ASIA NEWS NETWORK
WE KNOW ASIA BETTER
Indonesia, Singapore row worsens
Publication Date : 10-02-2014
Tension between Indonesia and Singapore over the naming of an Indonesian Navy ship has risen, with officials from the Defence Ministry cancelling a planned visit to the city-state to attend the Singapore Airshow.
The Defence Ministry made the move following the Singaporean government’s sudden decision to cancel a scheduled bilateral meeting on the two countries’ defence cooperation.
Defence Ministry spokesman Brig. Gen. Sisriadi Iskandar said on Sunday that the defence attaché at the Singaporean Embassy in Jakarta had conveyed the cancellation of the bilateral meeting via text message on Saturday evening.
“The text said the cancellation was decided after taking into consideration public opinion in Singapore. It doesn’t elaborate on what that opinion is,” Sisriadi said on Sunday.
Sisriadi said that Singapore had also withdrawn the invitation of 100 Indonesian Military (TNI) officers to attend the Singapore Airshow, which is set to kick off at the Changi Exhibition Centre on Tuesday.
“Because of this cancellation, TNI officials, including TNI commander [Gen. Moeldoko], KSAD [Army chief of staff Lt. Gen. Budiman] and KSAU [Air Chief Marshal Ida Bagus Putu Dunia] have decided not to go to the air show,” Sisriadi said.
Singapore’s move to cancel the bilateral talks and withdraw its invitation to the TNI officers came only two days after the Indonesian government turned a deaf ear to its neighbour’s protest over the naming of a warship after two marines who carried out a deadly bombing in the city-state in the 1960s.
The Navy corvette was christened the KRI Usman-Harun 359 in honour of Second Sgt. Usman bin Haji Muhammad Ali and Second Cpl. Harun bin Said, who were executed in Singapore in 1968 after carrying out an Orchard Road bombing that killed three and injured 33.
Indonesia had previously named them national heroes.
Indonesia’s refusal to rename the ship has sparked a public outcry in Singapore, with several of its senior government officials condemning the Indonesian government for tearing open old wounds.

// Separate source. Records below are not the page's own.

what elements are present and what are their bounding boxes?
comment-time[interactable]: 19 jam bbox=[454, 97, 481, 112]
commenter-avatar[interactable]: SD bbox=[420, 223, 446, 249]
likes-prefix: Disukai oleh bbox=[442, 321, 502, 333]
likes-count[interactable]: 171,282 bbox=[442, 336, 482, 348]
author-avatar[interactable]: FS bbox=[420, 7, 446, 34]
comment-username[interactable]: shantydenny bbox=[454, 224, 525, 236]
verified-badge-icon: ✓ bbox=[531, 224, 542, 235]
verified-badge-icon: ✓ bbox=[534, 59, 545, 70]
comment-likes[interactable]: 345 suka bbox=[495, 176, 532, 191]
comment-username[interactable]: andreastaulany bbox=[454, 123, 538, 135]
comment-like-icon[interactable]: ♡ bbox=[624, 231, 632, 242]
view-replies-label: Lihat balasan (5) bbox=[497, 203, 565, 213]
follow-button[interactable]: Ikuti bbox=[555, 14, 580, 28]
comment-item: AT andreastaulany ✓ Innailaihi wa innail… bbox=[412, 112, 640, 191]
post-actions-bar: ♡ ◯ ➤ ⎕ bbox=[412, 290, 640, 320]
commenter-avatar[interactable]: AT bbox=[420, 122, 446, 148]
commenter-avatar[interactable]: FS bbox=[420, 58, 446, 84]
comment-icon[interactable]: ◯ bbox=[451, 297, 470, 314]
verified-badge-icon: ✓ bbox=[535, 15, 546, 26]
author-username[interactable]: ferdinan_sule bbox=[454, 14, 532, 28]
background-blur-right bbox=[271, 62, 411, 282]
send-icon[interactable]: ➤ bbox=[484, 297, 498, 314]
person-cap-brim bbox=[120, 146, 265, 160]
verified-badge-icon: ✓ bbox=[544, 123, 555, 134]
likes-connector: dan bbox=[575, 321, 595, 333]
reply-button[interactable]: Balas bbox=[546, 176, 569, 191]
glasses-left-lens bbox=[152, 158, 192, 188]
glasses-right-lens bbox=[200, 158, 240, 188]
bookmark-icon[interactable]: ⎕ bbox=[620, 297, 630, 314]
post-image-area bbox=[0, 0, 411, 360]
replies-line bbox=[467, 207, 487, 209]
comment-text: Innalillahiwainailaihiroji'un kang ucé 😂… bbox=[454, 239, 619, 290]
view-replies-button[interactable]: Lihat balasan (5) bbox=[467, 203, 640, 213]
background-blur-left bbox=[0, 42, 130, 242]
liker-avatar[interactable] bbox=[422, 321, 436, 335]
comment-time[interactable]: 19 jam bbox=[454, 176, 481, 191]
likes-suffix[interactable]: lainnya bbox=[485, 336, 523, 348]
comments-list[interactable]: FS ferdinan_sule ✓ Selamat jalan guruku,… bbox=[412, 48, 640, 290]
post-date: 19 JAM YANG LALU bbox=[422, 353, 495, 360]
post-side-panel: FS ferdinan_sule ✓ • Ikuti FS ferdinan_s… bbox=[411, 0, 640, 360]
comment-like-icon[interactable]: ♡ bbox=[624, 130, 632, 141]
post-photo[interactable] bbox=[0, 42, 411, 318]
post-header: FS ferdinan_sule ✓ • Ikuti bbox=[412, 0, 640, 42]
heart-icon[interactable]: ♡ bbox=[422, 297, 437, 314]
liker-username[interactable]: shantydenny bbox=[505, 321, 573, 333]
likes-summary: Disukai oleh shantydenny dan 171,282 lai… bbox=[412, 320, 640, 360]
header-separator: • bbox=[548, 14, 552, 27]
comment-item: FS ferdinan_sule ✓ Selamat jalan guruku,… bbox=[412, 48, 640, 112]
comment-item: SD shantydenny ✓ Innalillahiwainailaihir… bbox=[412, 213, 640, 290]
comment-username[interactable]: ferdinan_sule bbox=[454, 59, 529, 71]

Acting Singapore manpower minister Tan Chuan-Jin called Indonesia’s insistence in keeping the name a sign of disrespect, callousness and insensitivity.
“It is one thing to remember your heroes from your wars of independence, or those who have built your nation. But it is another thing altogether when you celebrate those who had acted in a brutal and cowardly manner. There is nothing heroic about killing innocent civilians,” Tan, a one-star general before he entered politics, wrote on his Facebook page, as reported by Singaporean daily The Strait Times.
Singapore Second Minister for Defence Chan Chun Sing expressed his disappointment over the Indonesian government’s intransigence, which Chan said put bilateral ties at stake.
“I hope the Indonesian leaders will not sacrifice our bilateral relations, so carefully built up, to domestic politics through carelessness,” the former army attaché to Jakarta said.
Both ministries made their public comments following similar concerns raised by Deputy Prime Minister Teo Chee Hean, Defence Minister Ng Eng Hen and Foreign Minister K. Shanmugam.
The heightened tension between Indonesia and Singapore over the naming of the Navy corvette has prompted national defence forces to heighten their alertness.
On Saturday, commotion was raised after flight safety officers at Batam’s Hang Nadim International Airport said F-16 or F-4 fighters allegedly belonging to the Singaporean military had been detected illegally entering airspace over Batam, Riau Islands province, Friday.
Defence Ministry spokesman Sisriadi, however, denied that the detected aircraft belonged to Singapore. He said the jets belonged to Australia and were on their way to Singapore for the air show.
“Those planes had secured permission to pass through our airspace,” Sisriadi said.
Despite the deleterious effect to bilateral ties, Sisriadi emphasised that Indonesia would not rename the ship.
“Our decision is firm. Indonesia can’t change the name of a warship or a place or anything else given in respect to individuals we consider as heroes because some countries might object to it due to historical considerations. They will forever be our heroes. We hope Singapore understands this,” he said.
Separately, University of Indonesia international law professor Hikmahanto Juwana said Singapore was overreacting.
“The concern expressed by Singapore is inappropriate and will harm the good relations between the two countries,” he said.